The Joint United Nations Programme on HIV/AIDS (UNAIDS) and the U.S. President’s Emergency Plan for AIDS Relief (PEPFAR) today launched a five-year action framework to accelerate the scale-up of voluntary medical male circumcision (VMMC) for HIV prevention. The framework—developed by the World Health Organization (WHO), UNAIDS, PEFPAR, the Bill & Melinda Gates Foundation and the World Bank in consultation with national Ministries of Health—calls for the immediate roll-out and expansion of VMMC services in 14 priority countries of eastern and southern Africa.
“Voluntary medical male circumcision is a high-impact and cost-effective prevention tool that will bring us one step closer to our goal of an HIV-free generation," said UNAIDS Executive Director Michel Sidibé, who unveiled the action framework at the 16th International Conference on AIDS and STIs in Africa (ICASA), together with partners. “Each HIV infection averted is money in the bank and fiscal space for the future,” he added.

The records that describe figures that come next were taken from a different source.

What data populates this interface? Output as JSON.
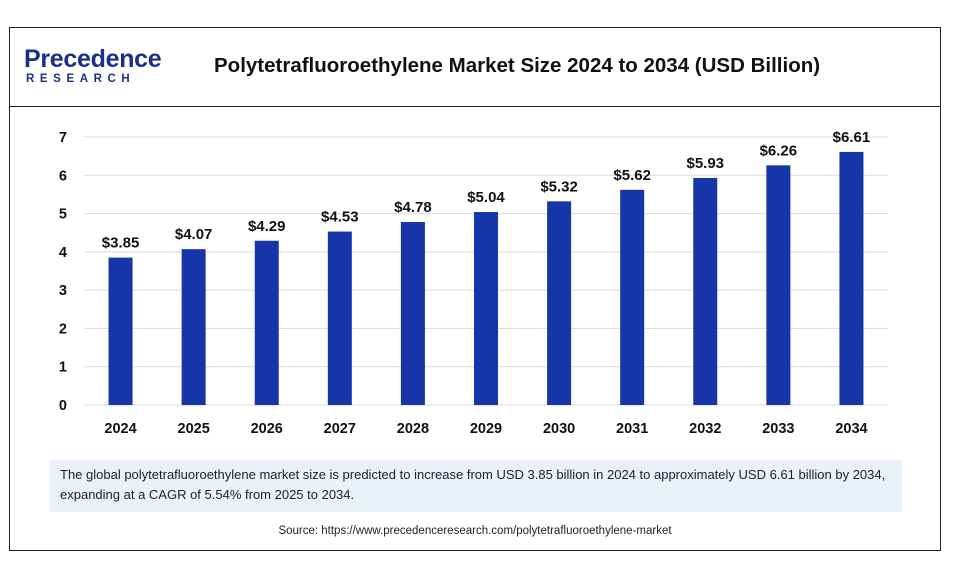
{
  "brand": {
    "logo_main": "recedence",
    "logo_initial": "P",
    "logo_sub": "RESEARCH"
  },
  "header": {
    "title": "Polytetrafluoroethylene Market Size 2024 to 2034 (USD Billion)"
  },
  "colors": {
    "bar": "#1535a8",
    "grid": "#d9d9d9",
    "caption_bg": "#eaf1fb"
  },
  "chart_data": {
    "type": "bar",
    "title": "Polytetrafluoroethylene Market Size 2024 to 2034 (USD Billion)",
    "categories": [
      "2024",
      "2025",
      "2026",
      "2027",
      "2028",
      "2029",
      "2030",
      "2031",
      "2032",
      "2033",
      "2034"
    ],
    "values": [
      3.85,
      4.07,
      4.29,
      4.53,
      4.78,
      5.04,
      5.32,
      5.62,
      5.93,
      6.26,
      6.61
    ],
    "data_labels": [
      "$3.85",
      "$4.07",
      "$4.29",
      "$4.53",
      "$4.78",
      "$5.04",
      "$5.32",
      "$5.62",
      "$5.93",
      "$6.26",
      "$6.61"
    ],
    "yticks": [
      "0",
      "1",
      "2",
      "3",
      "4",
      "5",
      "6",
      "7"
    ],
    "ylim": [
      0,
      7
    ],
    "grid": true,
    "legend": "none",
    "xlabel": "",
    "ylabel": ""
  },
  "caption": "The global polytetrafluoroethylene market size is predicted to increase from USD 3.85 billion in 2024 to approximately USD 6.61 billion by 2034, expanding at a CAGR of 5.54% from 2025 to 2034.",
  "source": "Source: https://www.precedenceresearch.com/polytetrafluoroethylene-market"
}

Joining Mr Sidibé at the launch in Addis Ababa, Ethiopia, were the U.S. Global AIDS Coordinator Dr Eric Goosby and the former President of Botswana, Festus Mogae.
There is compelling evidence that VMMC, when provided by well-trained health professionals, reduces the risk of sexual transmission of HIV from women to men by approximately 60 per cent. Since 2007, WHO and UNAIDS have urged countries with high HIV prevalence and low levels of male circumcision to expand access to safe VMMC services.
VMMC offers excellent value for money. Recent modelling commissioned by PEPFAR and UNAIDS found that reaching 80% coverage of adult VMMC in the 14 priority countries would entail performing approximately 20 million circumcisions on men aged 15-49 by the year 2015. Such a scale-up would cost a total of US$1.5 billion and would result in a net savings of US$16.5 billion by 2025 due to averted treatment and care costs. An estimated 3.4 million new HIV infections would be averted through 2025.
To date, the scale-up of VMMC has been modest in most countries. According to the joint framework, more than 550 000 men aged 15-49 had been circumcised in the 14 priority countries by the end of 2010. The greatest success in scaling up adult VMMC has occurred in Kenya, particularly in Nyanza Province. While progress in implementing VMMC programmes has been more limited in the other priority countries, nearly all countries saw the pace of scale-up quicken in 2010.
Acknowledging the important role of country ownership and accountability in health systems, U.S. Global AIDS Ambassador Dr Eric Goosby stated, “PEPFAR strongly supports heightened and immediate national ownership in all priority countries to implement safe, efficient voluntary medical male circumcision scale-up strategies. VMMC offers men an unprecedented opportunity to assume a proactive role in reducing their risk of contracting HIV, empowering them to protect their health and the health of their partners."
The new framework proposes strategic and coordinated action among partners at local, national and global levels to harness resources and focus on reaching adult and adolescent men with VMMC services as quickly and safely as possible. It underscores that country leadership is critical to the success and sustainability of this initial phase of VMMC programmes. The longer-term goal is to offer VMMC for all infants in the priority countries—replacing the need for adolescent and adult VMMC.
Innovation in service delivery, supply chain logistics, human resource deployment and medical devices is encouraged to improve efficiency, access, and safety, while creating demand for VMMC services. The framework urges governments in the 14 priority countries to seek funding from a range of domestic and international sources—with a view, over time, to a greater reliance on national on and local resources.
Speaking at today’s press briefing, Mr Festus Mogae called on leaders to support and scale up VMMC programmes in the 14 priority countries. “Strong collaboration between political, traditional and religious leadership will be critical to the safe and effective scale up of VMMC services,” said Mr Mogae, who is the chairman of Champions for an HIV-Free Generation, a non-governmental organization. “The key role of religious and traditional leaders is to ensure that there is a working partnership with the communities so that while the circumcision is done medically as an add-on HIV prevention strategy, it still retains its religious or cultural significance to the communities,” he added.
VMMC is an important component of a comprehensive HIV prevention package. WHO, UNAIDS and PEPFAR recommend a combination approach to HIV prevention that includes the correct and consistent use of male and female condoms; treatment for sexually transmitted infections; the promotion of safer sexual practices such as avoidance of penetrative sex; the provision of antiretroviral therapy for HIV-positive people who are eligible for treatment; and voluntary medical male circumcision in certain settings.
VMMC is a life-saving HIV intervention with major cost benefits. A one-time health intervention, VMMC confers life-long partial protection against HIV. The joint framework launched today embraces urgent and widespread scale-up of VMMC in all priority countries through a coordinated, country-driven effort.